Her arms cross as she attempts to look as intimidating as possible while holding a large order of chicken parmesan.

"I just need the money. For your food?"

"Shit!" She nearly drops the bag again and frantically reaches in her back pocket. "I'm so sorry!"

He's laughing at her when he takes the twenty dollar bill, and reaches for his own pocket.

"Let me get your change."

"That's not necessary—"

"Yes, it is."

"But your tip—"

He stops in the middle of unfolding his wallet.

He's not laughing anymore.

"I'm not taking a tip from you, Miss Swan."

And he won't. She can tell he won't.

So she nods.

"Okay. But you need to call me Bella."

He smiles.

"Okay.

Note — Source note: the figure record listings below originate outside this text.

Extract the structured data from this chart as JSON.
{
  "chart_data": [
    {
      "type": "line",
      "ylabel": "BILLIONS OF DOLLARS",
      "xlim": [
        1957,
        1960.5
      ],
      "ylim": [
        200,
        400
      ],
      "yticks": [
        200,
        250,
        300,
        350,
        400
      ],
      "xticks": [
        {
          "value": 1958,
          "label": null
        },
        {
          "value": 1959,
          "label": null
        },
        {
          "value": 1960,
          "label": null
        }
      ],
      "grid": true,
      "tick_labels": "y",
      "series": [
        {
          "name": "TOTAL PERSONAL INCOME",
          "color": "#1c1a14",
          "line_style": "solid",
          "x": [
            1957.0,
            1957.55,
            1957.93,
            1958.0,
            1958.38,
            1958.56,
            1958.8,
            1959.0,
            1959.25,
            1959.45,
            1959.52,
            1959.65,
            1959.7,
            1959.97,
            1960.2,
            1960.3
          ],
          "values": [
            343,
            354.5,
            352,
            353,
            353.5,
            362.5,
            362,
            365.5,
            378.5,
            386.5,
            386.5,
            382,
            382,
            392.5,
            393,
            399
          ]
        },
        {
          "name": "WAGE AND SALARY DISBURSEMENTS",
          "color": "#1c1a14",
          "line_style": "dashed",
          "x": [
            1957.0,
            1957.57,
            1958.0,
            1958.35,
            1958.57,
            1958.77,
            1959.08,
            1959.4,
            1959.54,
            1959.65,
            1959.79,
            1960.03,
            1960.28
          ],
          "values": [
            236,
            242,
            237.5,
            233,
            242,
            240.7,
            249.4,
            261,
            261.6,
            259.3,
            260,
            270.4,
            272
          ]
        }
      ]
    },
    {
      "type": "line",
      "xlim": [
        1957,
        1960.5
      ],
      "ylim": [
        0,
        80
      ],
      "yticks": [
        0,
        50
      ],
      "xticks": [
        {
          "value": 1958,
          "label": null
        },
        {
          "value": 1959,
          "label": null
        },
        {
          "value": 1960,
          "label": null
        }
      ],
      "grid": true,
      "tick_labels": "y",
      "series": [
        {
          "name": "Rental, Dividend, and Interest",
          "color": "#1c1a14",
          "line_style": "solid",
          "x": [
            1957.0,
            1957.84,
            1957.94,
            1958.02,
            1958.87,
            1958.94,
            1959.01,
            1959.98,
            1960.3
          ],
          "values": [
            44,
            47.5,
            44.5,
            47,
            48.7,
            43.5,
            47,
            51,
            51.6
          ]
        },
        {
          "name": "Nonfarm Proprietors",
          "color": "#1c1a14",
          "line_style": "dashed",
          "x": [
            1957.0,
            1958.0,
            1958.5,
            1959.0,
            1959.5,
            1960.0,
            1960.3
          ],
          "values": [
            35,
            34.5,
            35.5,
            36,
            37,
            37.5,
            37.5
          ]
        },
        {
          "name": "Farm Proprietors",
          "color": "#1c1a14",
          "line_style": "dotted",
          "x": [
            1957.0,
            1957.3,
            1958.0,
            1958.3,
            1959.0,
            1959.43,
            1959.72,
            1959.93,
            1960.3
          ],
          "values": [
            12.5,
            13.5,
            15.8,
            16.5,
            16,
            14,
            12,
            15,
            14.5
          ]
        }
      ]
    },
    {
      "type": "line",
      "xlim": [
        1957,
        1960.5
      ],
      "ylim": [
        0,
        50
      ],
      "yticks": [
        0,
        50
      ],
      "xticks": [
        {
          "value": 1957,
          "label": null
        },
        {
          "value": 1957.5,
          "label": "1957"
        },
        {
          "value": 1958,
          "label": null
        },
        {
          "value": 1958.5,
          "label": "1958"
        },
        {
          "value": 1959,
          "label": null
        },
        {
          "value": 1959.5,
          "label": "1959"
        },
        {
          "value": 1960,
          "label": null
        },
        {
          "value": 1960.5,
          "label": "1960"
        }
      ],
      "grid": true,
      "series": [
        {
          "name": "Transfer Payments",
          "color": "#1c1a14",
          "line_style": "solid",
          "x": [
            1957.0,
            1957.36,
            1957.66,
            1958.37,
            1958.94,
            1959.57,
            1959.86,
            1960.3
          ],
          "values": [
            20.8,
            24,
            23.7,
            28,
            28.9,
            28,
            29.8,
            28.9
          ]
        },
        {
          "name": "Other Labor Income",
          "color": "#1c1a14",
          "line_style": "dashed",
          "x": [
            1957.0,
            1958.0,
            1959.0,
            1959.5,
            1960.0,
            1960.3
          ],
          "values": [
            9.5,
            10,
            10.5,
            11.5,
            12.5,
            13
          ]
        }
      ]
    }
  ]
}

Bella."

She's never liked her name, always thought it was too frilly for a skinny thing in jeans and glasses, and the other girls agreed.

But she likes the way it sounds when he says it.

When she takes the folded singles from his hand, he holds on to them.

"I'm sorry for how I acted on the phone, and at the meeting yesterday."

She wonders if it's a Cullen trait: eyes pooled in green and sincerity.

"Thank you."

He's still holding on, and she finds herself doing the same.

"I was having a bad night at work."

"At the restaurant?"

"No." And the sincerity mixes with shame. "At my other job."

She tries to joke.

"Geez, how many jobs do you have?"

It's not funny.

"Three."

She tries to apologize, but he's already putting his wallet in his pocket and turning toward the car still idling in front of her house. His shoulders are hunched, hands in his pockets, and she feels graceless and dumb with her celebratory dinner ridiculous in her hands.

How many victories have you had today, Edward Cullen?

"Wait!" she yells, too loud. Too desperate.

"I have another delivery," he yells, but he's stopping on the sidewalk and she takes that as a good sign.

She flies to her purse on the counter and dumps it out, hands searching until they find the worn piece of binder paper, folded in to quarters.

When she runs to him, she trips on the last step and ends up closer than she intended.

"This is for you."

He rolls his eyes and turns away from her.

"I told you I don't need a tip."

"It's not a tip!"

It's bitter January outside, so she thinks his arm shouldn't be so warm beneath her hand.

He's looking at the place where they meet when she holds the paper up. Her white flag. Her truce.

"What's this?"

"Emmett wrote it."

There is surprise on his face, and when he takes the paper from her hand and holds it like some precious thing, she knows she was right to do this.

"I don't even remember the last time he wrote something." But it's more to himself than to her.

She feels the chill through the thin material of her sweater and pulls it tighter around her.

"It's good."

He nods, still staring at the object in his hand.

"It's about you."

It must be another Cullen trait: smiles that light her up inside, even in the winter cold.

The warmth of her house makes goose bumps on her skin as she walks to the glass bottle, and lets the dollar bills fall inside it.

She smiles and thinks,

"I had a good day, Dad."

Then, she says it out loud.


A/N: I continue to be overwhelmed by the love for this story. Thank you.